Numerous studies [34–39] including a meta-analysis by Karl et al.  have indicated that the amplitude of the P300 at midline electrodes in relation to trauma-neutral target tones is generally reduced in patients with PTSD. In a study involving the same monozygotic twin population as the present study, Metzger et al.  found smaller P300 amplitude in non-medicated, non-smoking twins with PTSD, compared to their combat-unexposed co-twins. In the full sample, there was no difference in reaction time or P300 amplitude between any of the groups (combat veterans with and without PTSD, and their combat-unexposed co-twins respectively). A recent study  found that P300 current source density was significantly reduced in people with PTSD in the inferior frontal gyrus, insula, and anterior cingulate.
The aim of the present study was to investigate the relationship between P300 amplitude and hippocampal asymmetry in the twin sample described above. As noted above, it has been established that hippocampal volume has a role in predisposing to PTSD, and there may be further changes related to both trauma exposure and to the development of PTSD. The amplitude of the P300 to trauma-neutral stimuli is generally reduced in PTSD, indicating that the information processing abnormalities characteristic of PTSD are reflected in changes in the P300. In addition, hippocampal generators contribute to P300 amplitude.
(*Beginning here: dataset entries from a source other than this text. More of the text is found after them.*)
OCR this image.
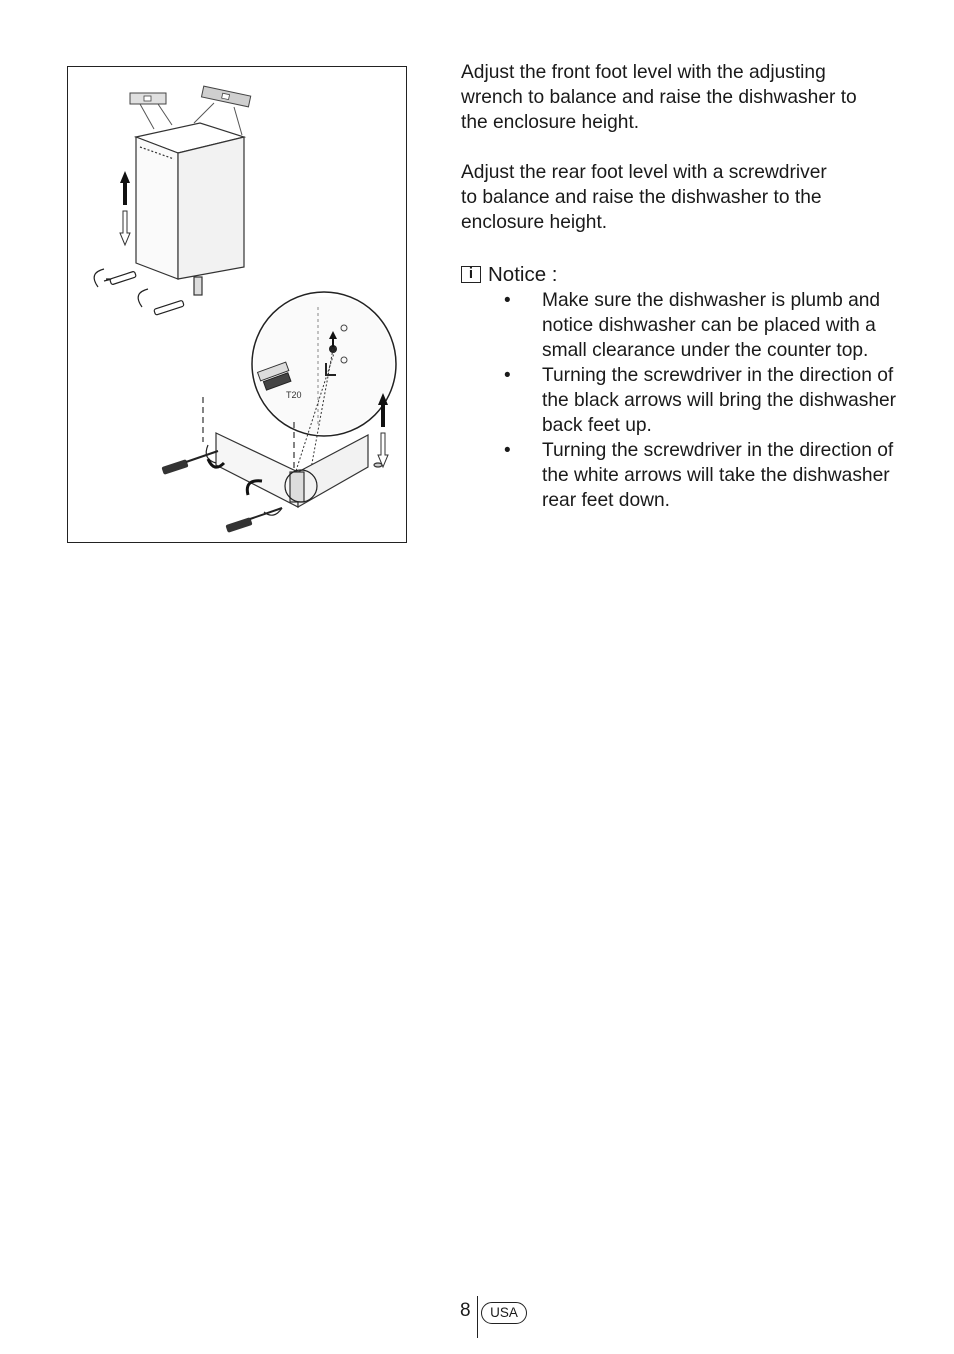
T20

Adjust the front foot level with the adjusting
wrench to balance and raise the dishwasher to
the enclosure height.

Adjust the rear foot level with a screwdriver
to balance and raise the dishwasher to the
enclosure height.

i Notice :
• Make sure the dishwasher is plumb and notice dishwasher can be placed with a small clearance under the counter top.
• Turning the screwdriver in the direction of the black arrows will bring the dishwasher back feet up.
• Turning the screwdriver in the direction of the white arrows will take the dishwasher rear feet down.
8	USA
Given that both reduced P300 amplitude and greater hippocampal asymmetry (with relatively great volume reduction of the right hippocampus) are likely to reflect pathological changes related to PTSD, we hypothesised that there would be a negative correlation between P300 amplitude to trauma-neutral target tones and the magnitude of hippocampal asymmetry in people with combat-related PTSD (such that smaller P300 amplitude would be found in participants with greater hippocampal asymmetry).